Kontroversi tilang menilang sampai sekarang masih jadi ‘sego jangan’ atau makanan harian bagi para pengendara di negeri ini. Bahkan, masyarakat masih suka grrogi saat berkendara, kok tiba-tiba di depannya ada polisi berompi polantas.  

Nah, menceritakan soal tilang menilang, delapan tahun silam, ada kisah menggelikan seorang polisi yang menilang wisatawan asing asal Belanda, Van der Spex, di Simpang Lio, Kerobokan, Kecamatan Kuta Utara, Kabupaten Badung, Bali. Kala itu sang polisi mengajak Van der Spex masuk ke dalam pos polisi di Simpang Lio untuk menilangnya karena tidak memakai helm.
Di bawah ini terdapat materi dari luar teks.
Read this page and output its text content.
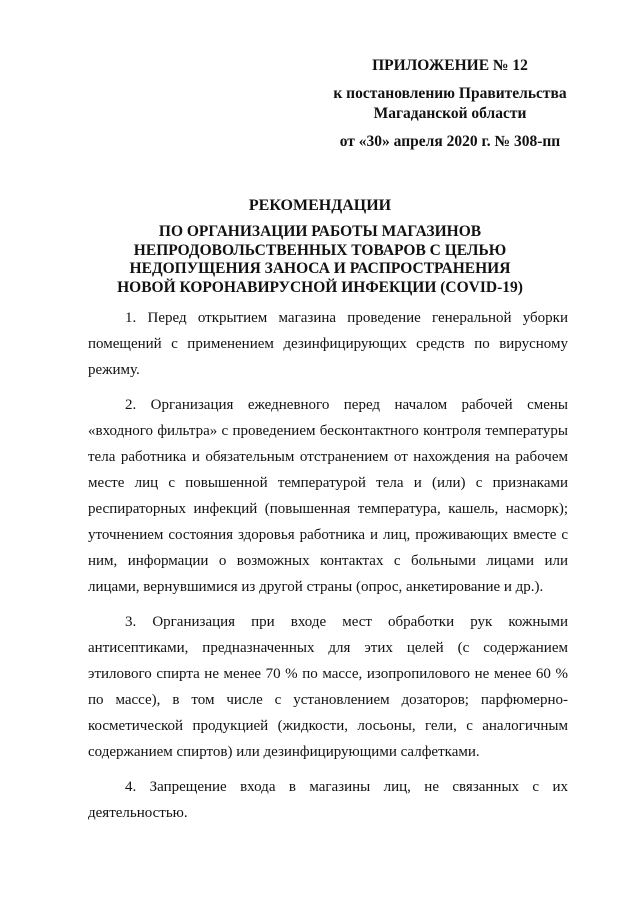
ПРИЛОЖЕНИЕ № 12
к постановлению Правительства
Магаданской области
от «30» апреля 2020 г. № 308-пп
РЕКОМЕНДАЦИИ
ПО ОРГАНИЗАЦИИ РАБОТЫ МАГАЗИНОВ
НЕПРОДОВОЛЬСТВЕННЫХ ТОВАРОВ С ЦЕЛЬЮ
НЕДОПУЩЕНИЯ ЗАНОСА И РАСПРОСТРАНЕНИЯ
НОВОЙ КОРОНАВИРУСНОЙ ИНФЕКЦИИ (COVID-19)

1. Перед открытием магазина проведение генеральной уборки помещений с применением дезинфицирующих средств по вирусному режиму.

2. Организация ежедневного перед началом рабочей смены «входного фильтра» с проведением бесконтактного контроля температуры тела работника и обязательным отстранением от нахождения на рабочем месте лиц с повышенной температурой тела и (или) с признаками респираторных инфекций (повышенная температура, кашель, насморк); уточнением состояния здоровья работника и лиц, проживающих вместе с ним, информации о возможных контактах с больными лицами или лицами, вернувшимися из другой страны (опрос, анкетирование и др.).

3. Организация при входе мест обработки рук кожными антисептиками, предназначенных для этих целей (с содержанием этилового спирта не менее 70 % по массе, изопропилового не менее 60 % по массе), в том числе с установлением дозаторов; парфюмерно-косметической продукцией (жидкости, лосьоны, гели, с аналогичным содержанием спиртов) или дезинфицирующими салфетками.

4. Запрещение входа в магазины лиц, не связанных с их деятельностью.
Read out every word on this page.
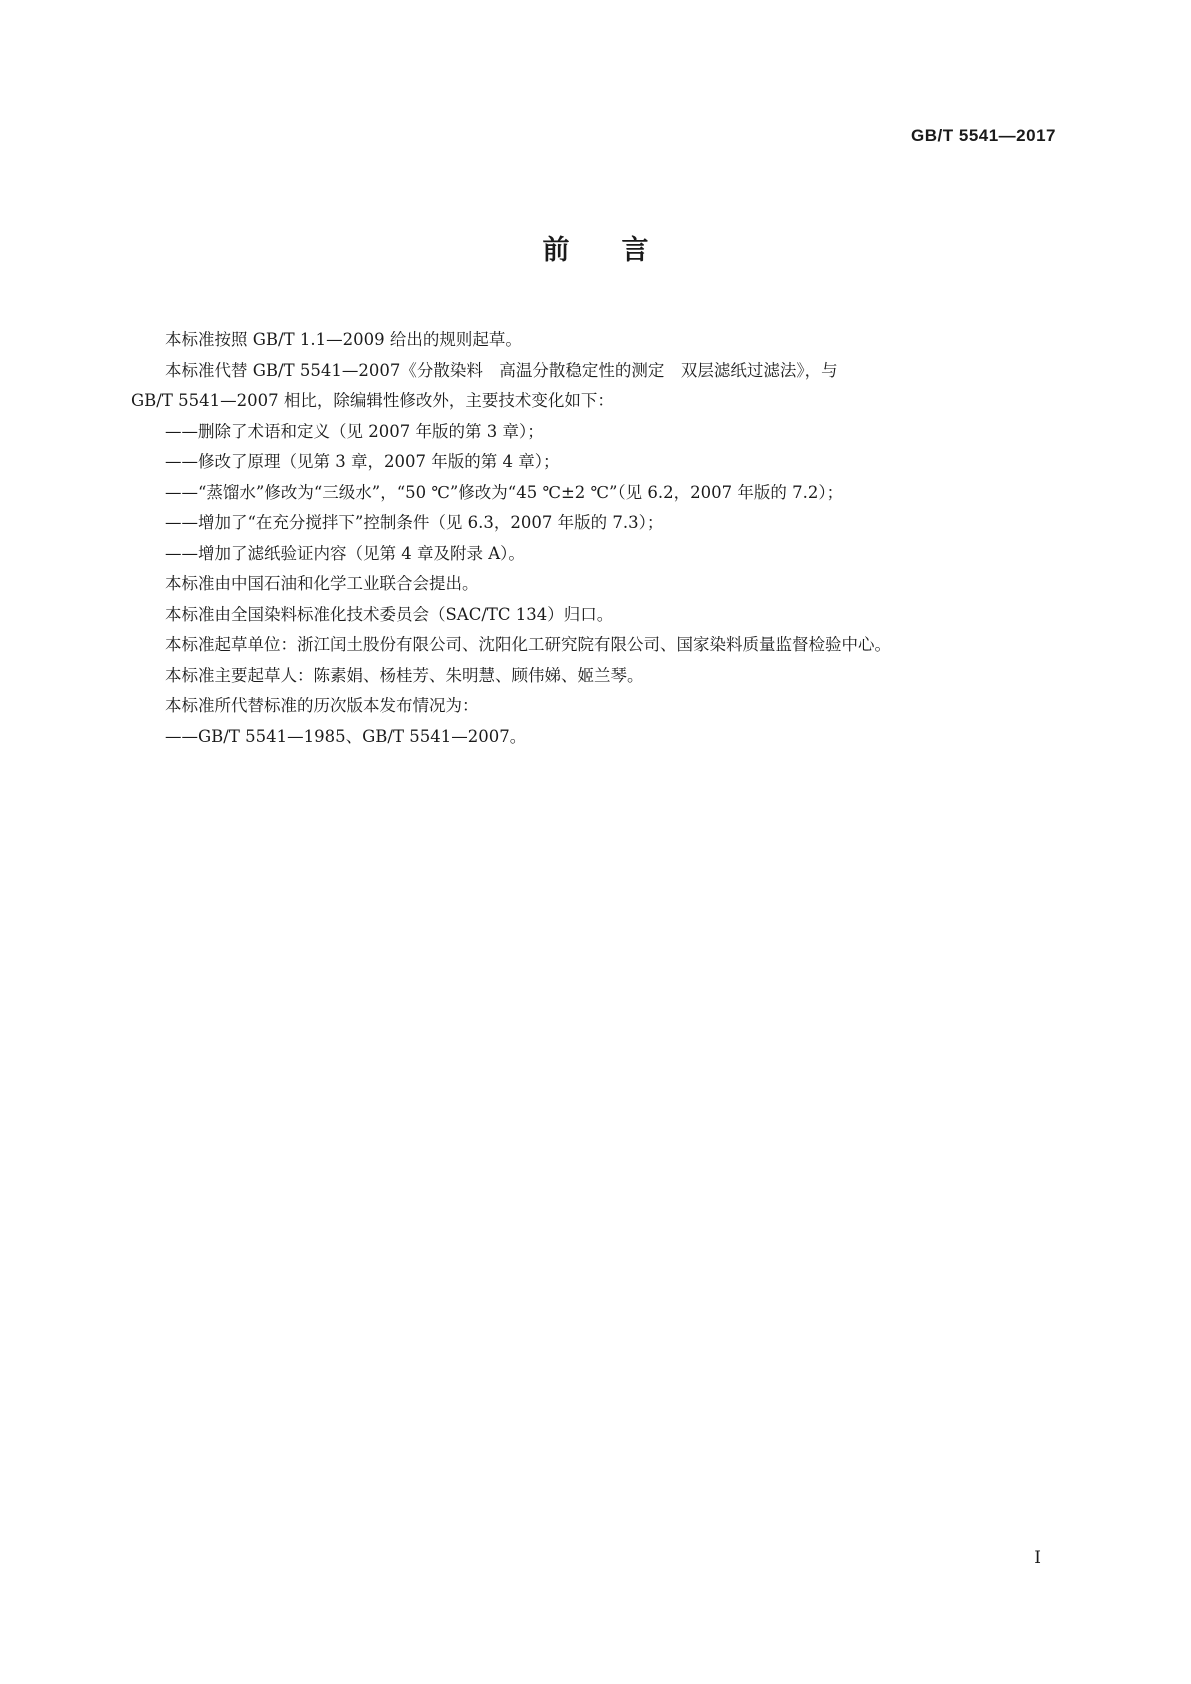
GB/T 5541—2017
前言

本标准按照 GB/T 1.1—2009 给出的规则起草。

本标准代替 GB/T 5541—2007《分散染料　高温分散稳定性的测定　双层滤纸过滤法》，与

GB/T 5541—2007 相比，除编辑性修改外，主要技术变化如下：

——删除了术语和定义（见 2007 年版的第 3 章）；

——修改了原理（见第 3 章，2007 年版的第 4 章）；

——“蒸馏水”修改为“三级水”，“50 ℃”修改为“45 ℃±2 ℃”（见 6.2，2007 年版的 7.2）；

——增加了“在充分搅拌下”控制条件（见 6.3，2007 年版的 7.3）；

——增加了滤纸验证内容（见第 4 章及附录 A）。

本标准由中国石油和化学工业联合会提出。

本标准由全国染料标准化技术委员会（SAC/TC 134）归口。

本标准起草单位：浙江闰土股份有限公司、沈阳化工研究院有限公司、国家染料质量监督检验中心。

本标准主要起草人：陈素娟、杨桂芳、朱明慧、顾伟娣、姬兰琴。

本标准所代替标准的历次版本发布情况为：

——GB/T 5541—1985、GB/T 5541—2007。

I
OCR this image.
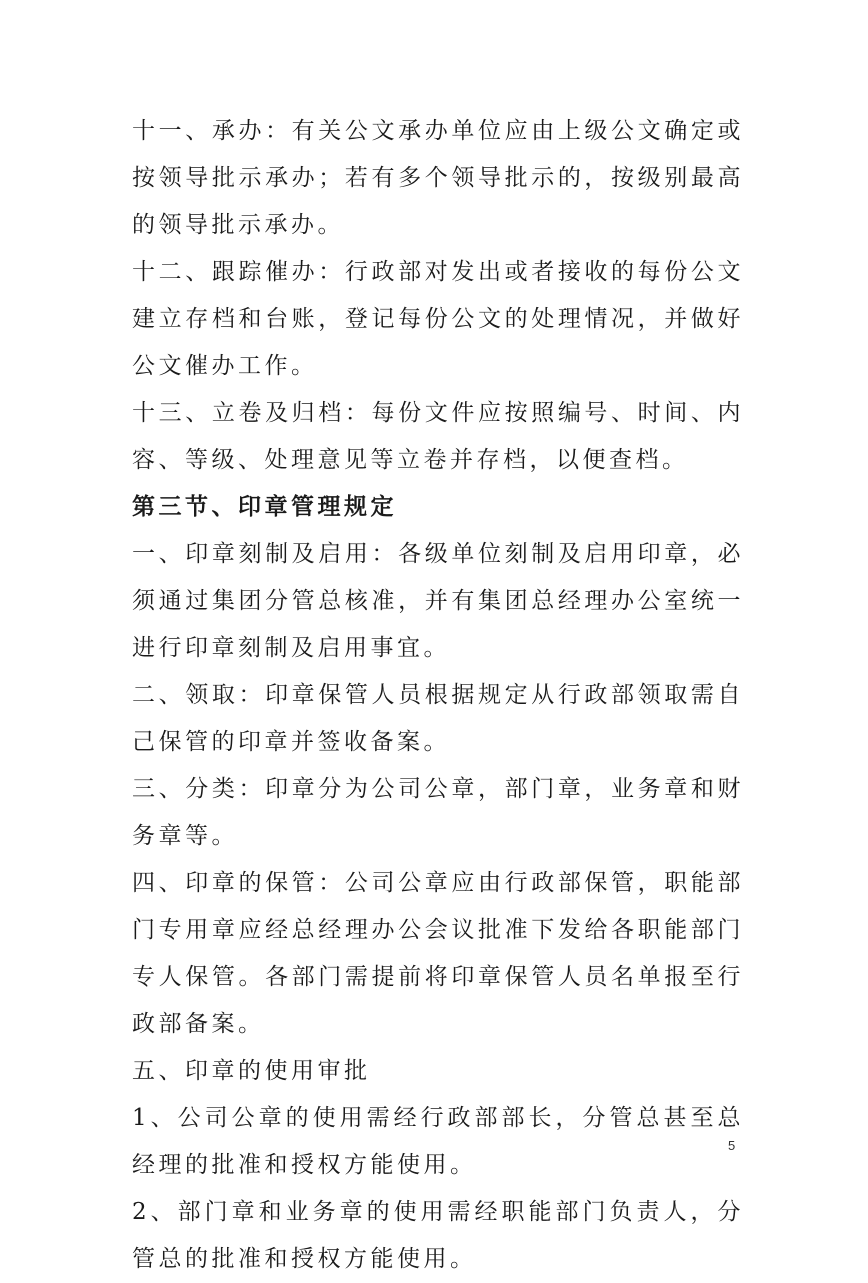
十一、承办：有关公文承办单位应由上级公文确定或按领导批示承办；若有多个领导批示的，按级别最高的领导批示承办。

十二、跟踪催办：行政部对发出或者接收的每份公文建立存档和台账，登记每份公文的处理情况，并做好公文催办工作。

十三、立卷及归档：每份文件应按照编号、时间、内容、等级、处理意见等立卷并存档，以便查档。

第三节、印章管理规定

一、印章刻制及启用：各级单位刻制及启用印章，必须通过集团分管总核准，并有集团总经理办公室统一进行印章刻制及启用事宜。

二、领取：印章保管人员根据规定从行政部领取需自己保管的印章并签收备案。

三、分类：印章分为公司公章，部门章，业务章和财务章等。

四、印章的保管：公司公章应由行政部保管，职能部门专用章应经总经理办公会议批准下发给各职能部门专人保管。各部门需提前将印章保管人员名单报至行政部备案。

五、印章的使用审批

1、公司公章的使用需经行政部部长，分管总甚至总经理的批准和授权方能使用。

2、部门章和业务章的使用需经职能部门负责人，分管总的批准和授权方能使用。

5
Anggota polisi tersebut lalu meminta yang bersangkutan menunjukkan driving lisence. Tapi, Van der Spex tidak bisa menunjukkan dokumen yang diminta. Sehingga ia disarankan untuk selanjutnya berproses ke Pengadilan Negeri Denpasar dengan perkiraan biaya Rp1.250.000.

Namun apabila Van der Spex tidak mau ke pengadilan, sang polisi menawarkan jalan mulus dengan membayar kepadanya sebesar Rp200 ribu. Bule itu akhirnya bersedia membayar Rp200 ribu berupa empat lembar uang pecahan Rp50 ribu.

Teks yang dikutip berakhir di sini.